Quando Aurélia ganha sua inesperada herança, mais do que estabilidade financeira, ela recebe, de certo modo, sua independência, bem como poder e influência. É instigante a inversão de papeis sociais pela qual a personagem passa, e é admirável tal enredo de Alencar. Pela herança, a “Senhora” que dá título ao livro tem a possibilidade de decidir o seu futuro, de conseguir o que deseja: a felicidade e a liberdade de se casar com alguém que ela mesma escolheu.

A escolha da personagem é seu antigo amor, Fernando Seixas, que já havia sido seu, mas que, por pressão socioeconômica, a trocou por um futuro mais certeiro, por um casamento com uma mulher de melhor posição social. No entanto, com a proposta anônima de um dote generoso, Aurélia consegue recuperar Seixas. Mas a história não acaba por aí, e o plano da personagem ainda estava só no começo.

O plano de Aurélia ganha forma mais concreta a partir da “Quitação”, quando ela assume a posição de dona de seu marido, colocando-o no lugar de pertence comprado, motivada pela raiva de seu abandono anterior.

Além disso, creio que, nessa segunda parte, algo que acontece de grande importância é a introdução do leitor à história dos pais de Aurélia e à vida da moça antes de conhecer Seixas. A visão desromantizada do mundo e a consciência dos desafios nele intrínsecos, por parte da personagem, são resultantes, em grande parte, do exemplo familiar que possui. A trágica história de amor entre Emília e Pedro Camargo nos é revelada e podemos tecer uma comparação com a relação de Aurélia e Fernando, ambos amores interrompidos em determinado momento por questões externas e incontroláveis pelas partes masculinas e de cunho financeiro. A complexidade da personagem de Alencar é aos poucos desenvolvida e perceptível aos leitores, que criam compaixão por ela e passam a compreender tanto as motivações de seu “contrato” de casamento como o medo de ter o mesmo fim que a mãe e sua personalidade construída a partir do exemplo matriarcal, mulher forte, independente e decidida.

A “vingança”, por assim dizer, da personagem principal, acarreta uma evolução pessoal em Seixas, que, com o tempo, deixa sua ambição financeira de lado, assim como sua crise emocional interna que misturava vergonha, insegurança, humilhação e amor duvidoso, após alguns desentendimentos, e se transformam em admiração e amor genuíno, se é que podemos assim dizer.

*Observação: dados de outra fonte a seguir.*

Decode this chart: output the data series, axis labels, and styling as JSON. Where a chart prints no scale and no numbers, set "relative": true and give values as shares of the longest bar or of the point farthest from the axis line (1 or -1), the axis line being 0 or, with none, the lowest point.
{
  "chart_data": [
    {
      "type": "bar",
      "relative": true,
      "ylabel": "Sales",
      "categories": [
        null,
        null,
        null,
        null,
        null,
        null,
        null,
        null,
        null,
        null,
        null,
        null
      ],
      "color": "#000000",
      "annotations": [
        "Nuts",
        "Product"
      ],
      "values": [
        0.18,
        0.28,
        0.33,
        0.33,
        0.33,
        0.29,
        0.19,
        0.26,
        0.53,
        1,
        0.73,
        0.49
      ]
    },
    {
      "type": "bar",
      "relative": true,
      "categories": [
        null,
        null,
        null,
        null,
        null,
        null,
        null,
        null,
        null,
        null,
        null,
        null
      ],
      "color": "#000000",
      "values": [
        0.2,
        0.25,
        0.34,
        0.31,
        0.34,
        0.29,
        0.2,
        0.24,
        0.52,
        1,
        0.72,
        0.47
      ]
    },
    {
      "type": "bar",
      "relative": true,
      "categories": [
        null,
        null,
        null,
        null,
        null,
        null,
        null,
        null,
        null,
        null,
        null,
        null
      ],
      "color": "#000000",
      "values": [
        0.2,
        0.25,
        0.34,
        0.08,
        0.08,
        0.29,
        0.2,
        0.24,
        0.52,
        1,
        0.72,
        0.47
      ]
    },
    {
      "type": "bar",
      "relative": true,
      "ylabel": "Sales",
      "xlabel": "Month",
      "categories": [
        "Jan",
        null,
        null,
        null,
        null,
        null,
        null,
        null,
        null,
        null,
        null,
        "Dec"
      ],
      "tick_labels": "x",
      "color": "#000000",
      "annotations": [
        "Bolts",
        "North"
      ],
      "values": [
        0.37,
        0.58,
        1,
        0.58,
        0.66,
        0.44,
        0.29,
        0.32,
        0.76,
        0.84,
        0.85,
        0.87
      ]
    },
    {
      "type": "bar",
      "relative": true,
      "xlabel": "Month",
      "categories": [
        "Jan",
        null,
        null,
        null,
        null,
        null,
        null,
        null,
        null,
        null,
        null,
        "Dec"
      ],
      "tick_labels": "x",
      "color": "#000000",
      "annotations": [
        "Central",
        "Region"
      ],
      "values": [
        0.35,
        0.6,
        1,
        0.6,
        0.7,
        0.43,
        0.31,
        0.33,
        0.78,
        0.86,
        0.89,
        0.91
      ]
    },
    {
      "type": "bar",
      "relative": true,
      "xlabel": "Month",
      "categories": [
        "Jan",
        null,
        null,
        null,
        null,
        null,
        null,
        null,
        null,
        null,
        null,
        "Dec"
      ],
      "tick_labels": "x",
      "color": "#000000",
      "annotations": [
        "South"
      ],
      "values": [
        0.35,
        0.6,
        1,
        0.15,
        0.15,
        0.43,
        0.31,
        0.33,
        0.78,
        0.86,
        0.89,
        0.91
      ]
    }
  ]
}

Aurélia demonstra uma base bastante sólida para suas ações em relação ao amado. Mesmo após o abandono e enquanto seu plano estava em prática, ficou claro, no decorrer do enredo, que a mulher ainda nutria fortes sentimentos pelo escritor. No entanto, ela precisava testar o caráter dele, dando-lhe uma segunda chance para verificar a integridade de seus sentimentos, se ele poderia amá-la sem influência do passado, amá-la pelo que é agora.

Tratando-o com certo desdém e superioridade, Aurélia tem sucesso em seu plano. Fernando e ela, ao fim da última parte, acabam em uma relação respeitosa de amor mútuo. Nessa última parte, o dinheiro, como protagonista, finaliza seu papel. Na tentativa de se “alforriar”, Seixas paga a Aurélia o que lhe devia como preço de sua liberdade. Aurélia aceita, mas propõe ao amado que retomem seu laço como antigamente, que se esqueçam de todo o incidente relacionado ao casamento comprado. Por um lado, temos o orgulho sendo deixado de lado e, por outro, redenção, pois a ideia de casamento passa de humilhação a uma questão de orgulho e se transforma, ao fim, em puro amor.

3. A personagem Eloise, de Quinn

O romance de época contemporâneo, por sua vez, faz parte da série de livros que conta a história de amor de cada um dos filhos da família Bridgerton, família da alta sociedade londrina no século XIX. Os oito irmãos (Anthony, Benedict, Colin, Daphne, Eloise, Francesca, Hyacinth e Gregory) foram criados principalmente pela mãe, viúva com ótimas condições financeiras e reconhecimento social, graças ao título de “visconde” que possuía o seu finado esposo.

O dinheiro, diferente do que observamos em Senhora, não ocupa um papel central na trama de Para Sir. Phillip, com Amor, quinto livro da série escrita por Quinn, no qual Eloise é protagonista. Assim como nos demais volumes, o dinheiro aqui serve apenas de plano de fundo para o desenvolvimento do enredo. Ele condiciona as ações e privilégios de Eloise, evidentemente, mas não é ele quem move a história.

Eloise, em Para Sir. Phillip, com Amor, mantém sua personalidade (construída ao longo dos livros anteriores), ainda que seus traços “feministas” estigmatizados como mais radicais esmoreçam, uma vez que a personagem passou por amadurecimento e está agora em uma situação diferente, a preocupação em se casar e não ficar sozinha se faz presente por uma primeira vez.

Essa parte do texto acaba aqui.